Déjà, il met fin à mes protestations en s'emparant de ma bouche. Je gémis, vaincue, en me mettant sur la pointe des pieds. Mes bras s'enroulent autour de son cou.

Au même moment, il suce ma lèvre inférieure, me faisant presque décoller du sol tant il provoque en moi des sensations inédites. Mon corps se plaque contre le sien, et nos langues commencent à se tourner autour. Riccardo pose les mains sur mes fesses et, dans un râle, il me soulève. Mes jambes s'enroulent autour de ses hanches, et mon dos rencontre le mur, faisant tomber un vase qui se brise, nous poussant à nous séparer.

Ça a duré à peine quelques secondes, mais je suis à bout de souffle.

– Tout va bien ? hurle papa depuis la cuisine. J'entends ses pas. Paniquée, je réfléchis à la vitesse de l'éclair.

– Oui, je... ma tête tourne et j'ai failli tomber.

Mon père écarquille les yeux. Je me sens mal, mais c'est la seule façon d'expliquer pourquoi je suis appuyée sur mon patron.

– Tu vois, tu es en colère parce que je t'ai privée de sortie, mais j'avais raison, tu es toujours faible.

Riccardo se retient de rire en pinçant les lèvres. Il fait bien : c'est à cause de ses mensonges que je suis dans cette situation.

Il me soulève comme une mariée.

– Tu dois faire attention, Gayle. Prendre le volant après avoir bu n'était vraiment pas une bonne idée.

Déclare Riccardo, la mine sévère, en me posant sur le canapé.

– Je vais te tuer, et me servir de ton crâne comme coupe de vin !

Je marmonne de sorte qu'il soit le seul à entendre.

Papa n'attendait que cette occasion pour se lancer dans une plaidoirie sur les dangers de l'alcool.

Le démon, assis en face de nous, son verre de limonade à la main, l'écoute avec attention, hochant la tête de temps en temps pour marquer son approbation.

JE LE DÉTESTE !

– Je vous comprends, l'alcool est un vrai danger. Moi, j'étais un grand fumeur, mais j'ai réussi à arrêter. Je suis sûr qu'avec un peu de volonté, Gayle peut y arriver.

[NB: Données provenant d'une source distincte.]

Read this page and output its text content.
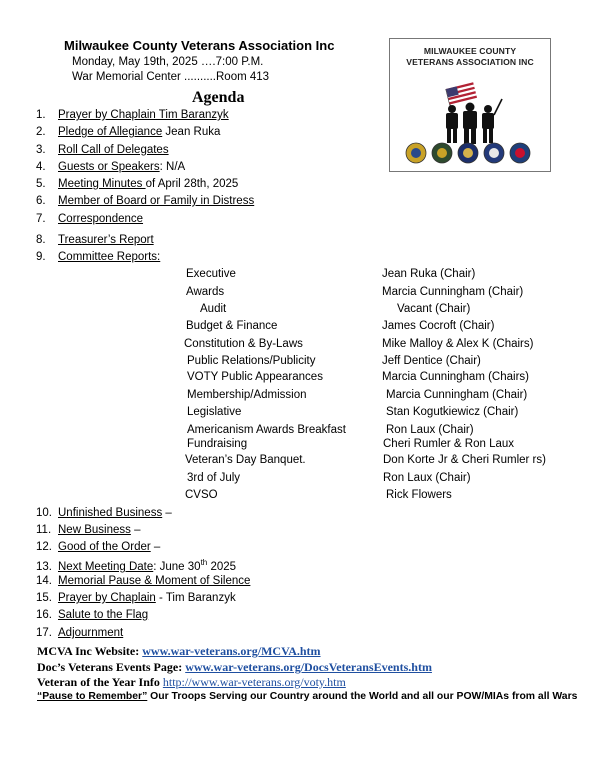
Milwaukee County Veterans Association Inc
Monday, May 19th, 2025 ….7:00 P.M.
War Memorial Center ..........Room 413
Agenda
MILWAUKEE COUNTY
VETERANS ASSOCIATION INC
1. Prayer by Chaplain Tim Baranzyk
2. Pledge of Allegiance Jean Ruka
3. Roll Call of Delegates
4. Guests or Speakers: N/A
5. Meeting Minutes of April 28th, 2025
6. Member of Board or Family in Distress
7. Correspondence
8. Treasurer’s Report
9. Committee Reports:
Executive	Jean Ruka (Chair)
Awards	Marcia Cunningham (Chair)
Audit	Vacant (Chair)
Budget & Finance	James Cocroft (Chair)
Constitution & By-Laws	Mike Malloy & Alex K (Chairs)
Public Relations/Publicity	Jeff Dentice (Chair)
VOTY Public Appearances	Marcia Cunningham (Chairs)
Membership/Admission	Marcia Cunningham (Chair)
Legislative	Stan Kogutkiewicz (Chair)
Americanism Awards Breakfast	Ron Laux (Chair)
Fundraising	Cheri Rumler & Ron Laux
Veteran’s Day Banquet.	Don Korte Jr & Cheri Rumler rs)
3rd of July	Ron Laux (Chair)
CVSO	Rick Flowers
10. Unfinished Business –
11. New Business –
12. Good of the Order –
13. Next Meeting Date: June 30th 2025
14. Memorial Pause & Moment of Silence
15. Prayer by Chaplain - Tim Baranzyk
16. Salute to the Flag
17. Adjournment
MCVA Inc Website: www.war-veterans.org/MCVA.htm
Doc’s Veterans Events Page: www.war-veterans.org/DocsVeteransEvents.htm
Veteran of the Year Info http://www.war-veterans.org/voty.htm
“Pause to Remember” Our Troops Serving our Country around the World and all our POW/MIAs from all Wars
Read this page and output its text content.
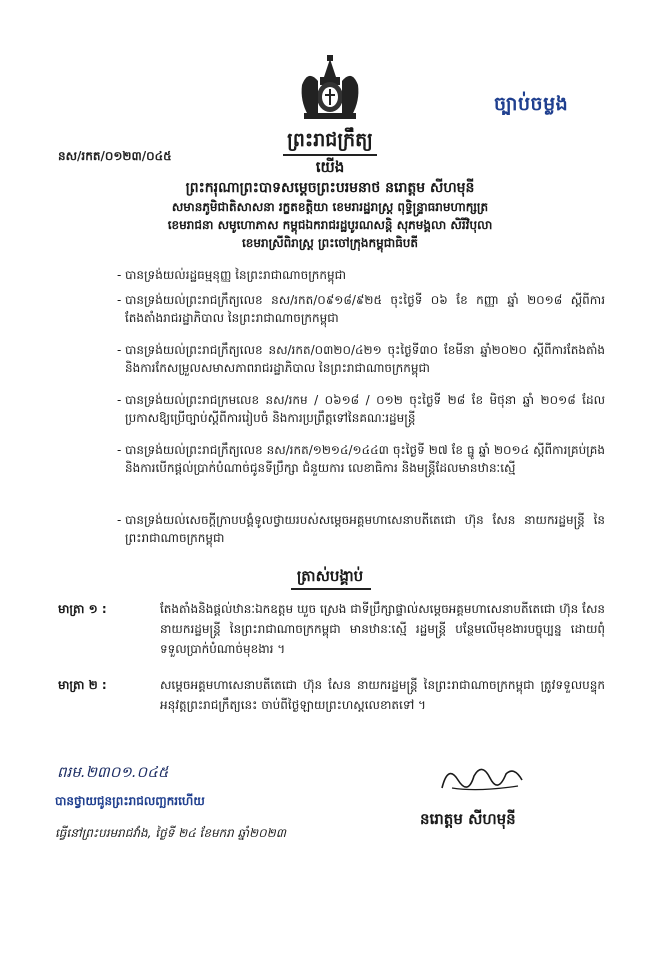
ច្បាប់ចម្លង
ព្រះរាជក្រឹត្យ
នស/រកត/០១២៣/០៤៥
យើង
ព្រះករុណាព្រះបាទសម្តេចព្រះបរមនាថ នរោត្តម សីហមុនី
សមានភូមិជាតិសាសនា រក្ខតខត្តិយា ខេមរារដ្ឋរាស្ត្រ ពុទ្ធិន្ទ្រាធរាមហាក្សត្រ
ខេមរាជនា សមូហោភាស កម្ពុជឯករាជរដ្ឋបូរណសន្តិ សុភមង្គលា សិរីវិបុលា
ខេមរាស្រីពិរាស្ត្រ ព្រះចៅក្រុងកម្ពុជាធិបតី
- បានទ្រង់យល់រដ្ឋធម្មនុញ្ញ នៃព្រះរាជាណាចក្រកម្ពុជា
- បានទ្រង់យល់ព្រះរាជក្រឹត្យលេខ នស/រកត/០៩១៨/៩២៥ ចុះថ្ងៃទី ០៦ ខែ កញ្ញា ឆ្នាំ ២០១៨ ស្តីពីការតែងតាំងរាជរដ្ឋាភិបាល នៃព្រះរាជាណាចក្រកម្ពុជា
- បានទ្រង់យល់ព្រះរាជក្រឹត្យលេខ នស/រកត/០៣២០/៤២១ ចុះថ្ងៃទី៣០ ខែមីនា ឆ្នាំ២០២០ ស្តីពីការតែងតាំង និងការកែសម្រួលសមាសភាពរាជរដ្ឋាភិបាល នៃព្រះរាជាណាចក្រកម្ពុជា
- បានទ្រង់យល់ព្រះរាជក្រមលេខ នស/រកម / ០៦១៨ / ០១២ ចុះថ្ងៃទី ២៨ ខែ មិថុនា ឆ្នាំ ២០១៨ ដែលប្រកាសឱ្យប្រើច្បាប់ស្តីពីការរៀបចំ និងការប្រព្រឹត្តទៅនៃគណៈរដ្ឋមន្ត្រី
- បានទ្រង់យល់ព្រះរាជក្រឹត្យលេខ នស/រកត/១២១៤/១៤៤៣ ចុះថ្ងៃទី ២៧ ខែ ធ្នូ ឆ្នាំ ២០១៤ ស្តីពីការគ្រប់គ្រង និងការបើកផ្តល់ប្រាក់បំណាច់ជូនទីប្រឹក្សា ជំនួយការ លេខាធិការ និងមន្ត្រីដែលមានឋានៈស្មើ
- បានទ្រង់យល់សេចក្តីក្រាបបង្គំទូលថ្វាយរបស់សម្តេចអគ្គមហាសេនាបតីតេជោ ហ៊ុន សែន នាយករដ្ឋមន្ត្រី នៃព្រះរាជាណាចក្រកម្ពុជា
ត្រាស់បង្គាប់
មាត្រា ១ :	តែងតាំងនិងផ្តល់ឋានៈឯកឧត្តម ឃួច ស្រេង ជាទីប្រឹក្សាផ្ទាល់សម្តេចអគ្គមហាសេនាបតីតេជោ ហ៊ុន សែន នាយករដ្ឋមន្ត្រី នៃព្រះរាជាណាចក្រកម្ពុជា មានឋានៈស្មើ រដ្ឋមន្ត្រី បន្ថែមលើមុខងារបច្ចុប្បន្ន ដោយពុំទទួលប្រាក់បំណាច់មុខងារ ។
មាត្រា ២ :	សម្តេចអគ្គមហាសេនាបតីតេជោ ហ៊ុន សែន នាយករដ្ឋមន្ត្រី នៃព្រះរាជាណាចក្រកម្ពុជា ត្រូវទទួលបន្ទុកអនុវត្តព្រះរាជក្រឹត្យនេះ ចាប់ពីថ្ងៃឡាយព្រះហស្តលេខាតទៅ ។
ពរម.២៣០១.០៤៥
បានថ្វាយជូនព្រះរាជលញ្ឆករហើយ
ធ្វើនៅព្រះបរមរាជវាំង, ថ្ងៃទី ២៤ ខែមករា ឆ្នាំ២០២៣
នរោត្តម សីហមុនី
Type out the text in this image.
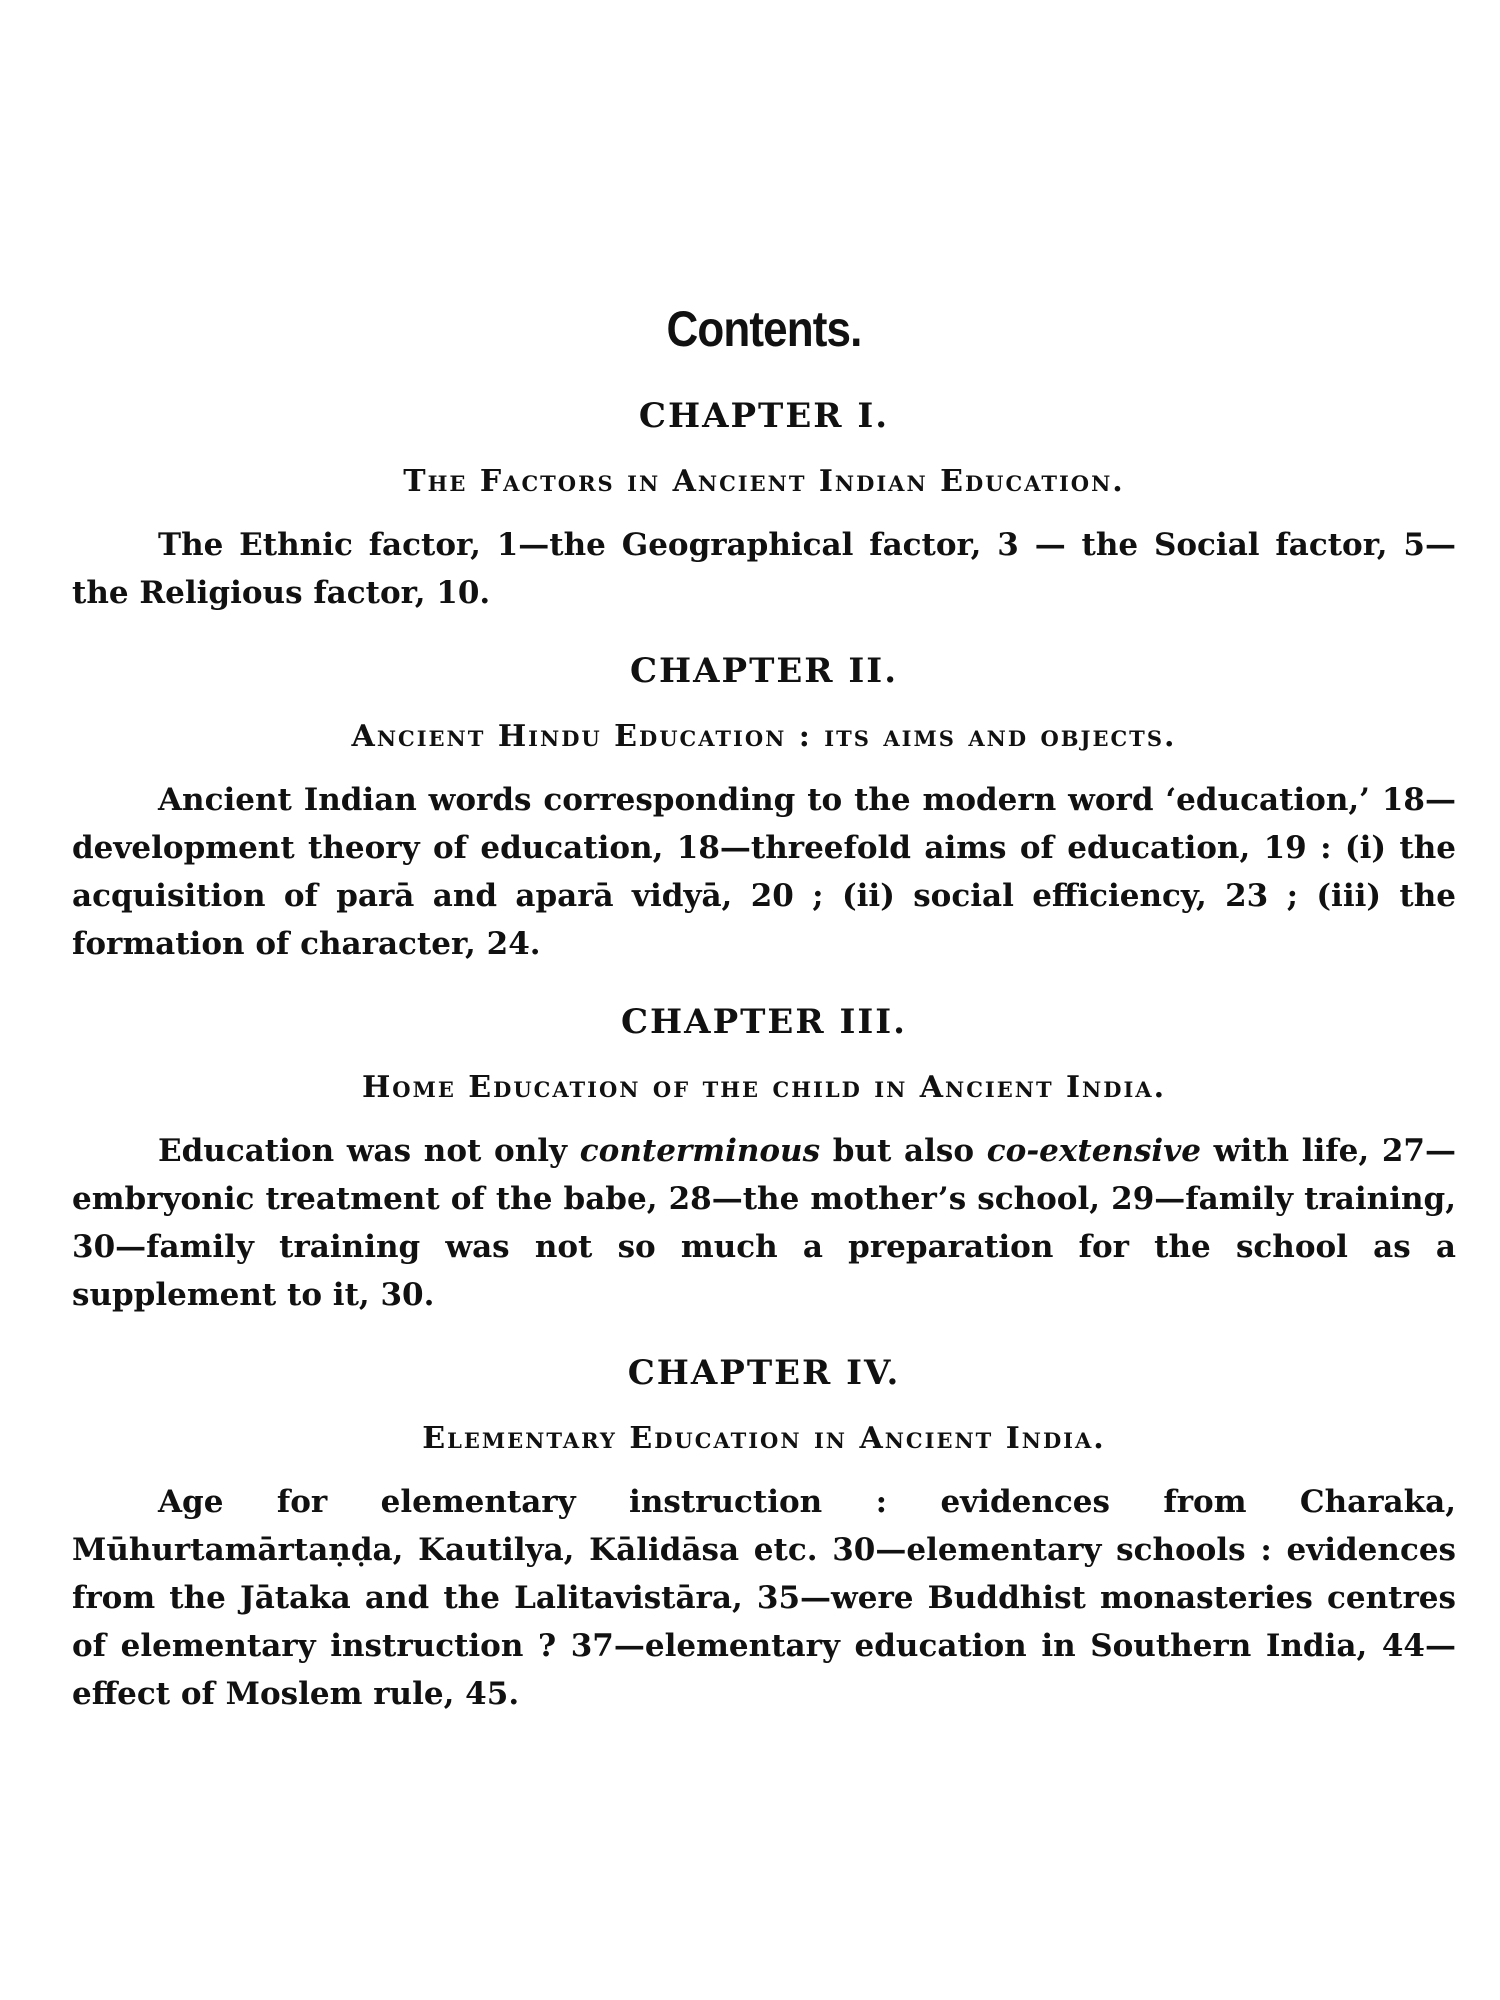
Contents.
CHAPTER I.
The Factors in Ancient Indian Education.

The Ethnic factor, 1—the Geographical factor, 3 — the Social factor, 5—the Religious factor, 10.

CHAPTER II.
Ancient Hindu Education : its aims and objects.

Ancient Indian words corresponding to the modern word ‘education,’ 18—development theory of education, 18—threefold aims of education, 19 : (i) the acquisition of parā and aparā vidyā, 20 ; (ii) social efficiency, 23 ; (iii) the formation of character, 24.

CHAPTER III.
Home Education of the child in Ancient India.

Education was not only conterminous but also co-extensive with life, 27—embryonic treatment of the babe, 28—the mother’s school, 29—family training, 30—family training was not so much a preparation for the school as a supplement to it, 30.

CHAPTER IV.
Elementary Education in Ancient India.

Age for elementary instruction : evidences from Charaka, Mūhurtamārtaṇḍa, Kautilya, Kālidāsa etc. 30—elementary schools : evidences from the Jātaka and the Lalitavistāra, 35—were Buddhist monasteries centres of elementary instruction ? 37—elementary education in Southern India, 44—effect of Moslem rule, 45.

Ma mâchoire se décroche et je ne fais aucun effort pour cacher ma surprise. Mes yeux jouent au ping-pong entre les deux hommes : l'un défend ses convictions avec force, et l'autre ment avec encore plus de force. C'est incroyable, il m'a dit que le mensonge chez lui venait naturellement, mais le voir à l'œuvre est presque fascinant. Même moi, je commence à croire que je suis alcoolique. Si j'écoute ses discours une seconde de plus, je vais m'inscrire aux Alcooliques Anonymes !

N'en pouvant plus d'entendre les récits sur la vie utopique d'ex-fumeur de Riccardo, je me lève.

– Je vais nettoyer les débris de verre ! En passant près de lui, je lui donne un coup de pied discret, mais je manque de m'étaler sur la moquette. Riccardo me retient en commentant.

– Le manque d'équilibre, l'une des conséquences de l'alcool.

Bordel, je vais vraiment le tuer.

Je me dirige vers la cuisine, laissant les deux nouveaux amis entre eux. Quand je me penche pour saisir l'essentiel de nettoyage, je sens quelque chose contre moi. Je me redresse à la vitesse de l'éclair, pensant que c'est Riccardo, mais c'est Nathan. Il est sûrement entré par la porte arrière.

– C'est quoi ton problème ?

Au lieu de répondre, il prend une gorgée de sa bière. Je prends sur moi, je refuse de faire une scène devant papa. Je récupère ce dont j'ai besoin et je sors de la cuisine.

Le bel Italien continue de mentir effrontément à mon père. Je soupire, je mets les fleurs dans la poubelle avant de monter dans ma chambre pour récupérer un tee-shirt. Je mets ensuite les débris du vase sur le tee-shirt et je protège le tout avec du ruban adhésif ; j'ai vu ça sur YouTube, un influenceur expliquait que c'est pour éviter que les animaux qui fouillent les poubelles ne se blessent.

– Mais dites-moi, Riccardo, vous voulez rester pour dîner ?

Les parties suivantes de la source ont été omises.